There are two ways to look at England’s second innings. The first is to see it as indicative of an upward curve, which gives hope for the rest of the series. The second is to say that standards are now so low that it would actually be quite hard to consistently remain beneath them.
The latter view would paint England’s second innings as aberrative semi-competence. However, we favour the former view, albeit with a coda. England’s batting may be trending upwards, but is it at a rate which is likely to prove meaningful for this series?
England’s players are generally keen to emphasise that they’ve got great track records and to berate ‘the media’ for not having faith in them to bounce back. The problem is that the things from which they need to bounce back matter too. If they hit top form in Melbourne and Sydney, that doesn’t much matter if they’re already 3-0 down.
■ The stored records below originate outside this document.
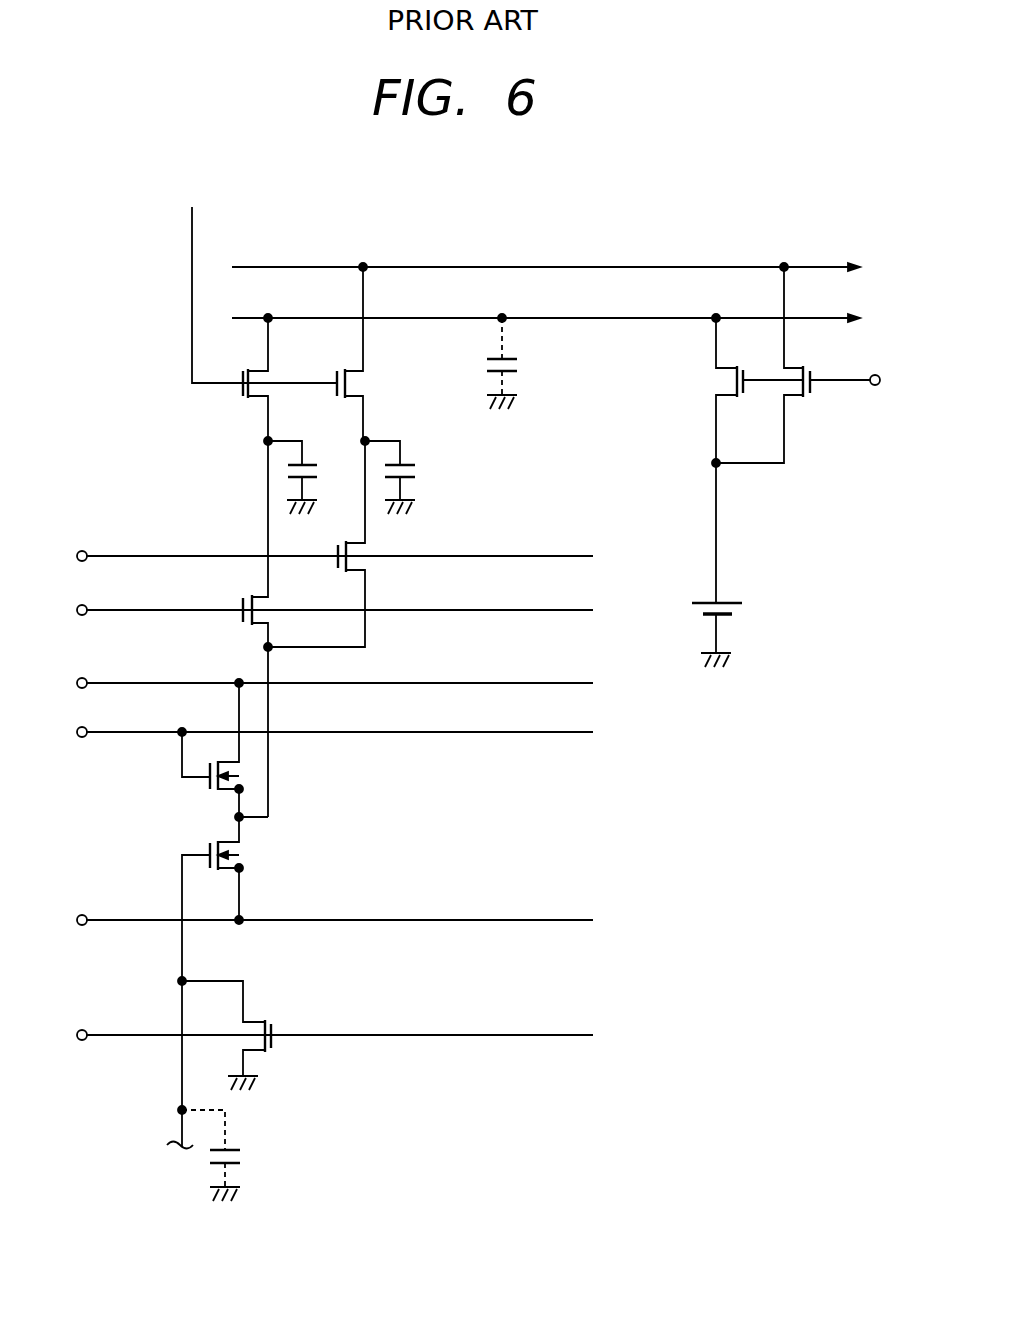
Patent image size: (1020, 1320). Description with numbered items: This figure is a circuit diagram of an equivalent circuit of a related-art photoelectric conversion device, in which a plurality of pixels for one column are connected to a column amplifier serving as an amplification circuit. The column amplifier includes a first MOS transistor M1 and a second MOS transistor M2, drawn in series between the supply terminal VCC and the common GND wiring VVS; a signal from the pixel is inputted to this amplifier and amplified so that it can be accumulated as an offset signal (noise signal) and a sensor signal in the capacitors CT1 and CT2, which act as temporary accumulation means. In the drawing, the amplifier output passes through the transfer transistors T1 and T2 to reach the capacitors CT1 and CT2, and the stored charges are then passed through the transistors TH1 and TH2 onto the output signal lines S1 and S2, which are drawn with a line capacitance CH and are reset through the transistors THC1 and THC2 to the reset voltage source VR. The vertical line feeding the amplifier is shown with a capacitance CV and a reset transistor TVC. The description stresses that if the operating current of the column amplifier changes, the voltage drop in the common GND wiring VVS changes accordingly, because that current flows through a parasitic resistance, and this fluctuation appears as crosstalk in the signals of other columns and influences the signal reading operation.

The horizontal transfer transistor TH1 is at (282, 379).
The horizontal transfer transistor TH2 is at (378, 354).
The horizontal line capacitance CH is at (525, 363).
The horizontal reset transistor THC1 is at (723, 392).
The horizontal reset transistor THC2 is at (798, 365).
The capacitor CT1 is at (308, 474).
The capacitor CT2 is at (409, 474).
The transfer transistor T1 is at (248, 629).
The transfer transistor T2 is at (335, 544).
The reset voltage source VR is at (741, 565).
The first MOS transistor M1 is at (212, 982).
The second MOS transistor M2 is at (225, 753).
The vertical line reset transistor TVC is at (253, 1033).
The vertical line capacitance CV is at (226, 1153).
The output signal line S1 is at (564, 266).
The output signal line S2 is at (565, 319).
The supply voltage terminal VCC is at (303, 684).
The common GND wiring voltage drop VVS is at (304, 921).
But there are… ‘positives’ is probably a bit strong. Neutrals? There are neutrals to take from England’s performance today. Second innings skittlage would have left a real shell of a team. Players could have been replaced without really altering the fundamental hollowness. It went a bit better than that and we can actually go down the list of batsmen and find cause for optimism with all of them.
Alastair Cook is Alastair Cook and he did make a fifty in the first Test.
Michael Carberry has perhaps offered the most solidity out of all of them. It’s not rock-like. It’s more of a dried porridge solidity – the kind that needs a prolonged soak in dot balls before it starts to give.
Joe Root delivered stubborn survival, batting for 194 deliveries. As treasured fount of wisdom, poet, philosopher and all-round good egg, Bert, has prevously pointed out, deliveries are the correct unit of measurement when batting for a draw – particularly when it’s the fourth innings and the next Test follows in just a few days’ time.
KP is KP and at least sort of got going today. And who honestly knows what that guy’s going to do – that’s almost entirely the point of him.
Ian Bell was magic in the first innings.
Ben Stokes faced 90 deliveries.
Matt Prior has faced 70 deliveries and is currently not out. If he can recapture any kind of form, it might settle the top order a touch as well.
Is it too late already? Everyone’s talking about Perth like an Australian win is already etched in dried porridge. It looks highly likely, but at least their fastest bowler has had to deliver 38 overs and counting.
Things are better than yesterday. Let’s just leave it at that.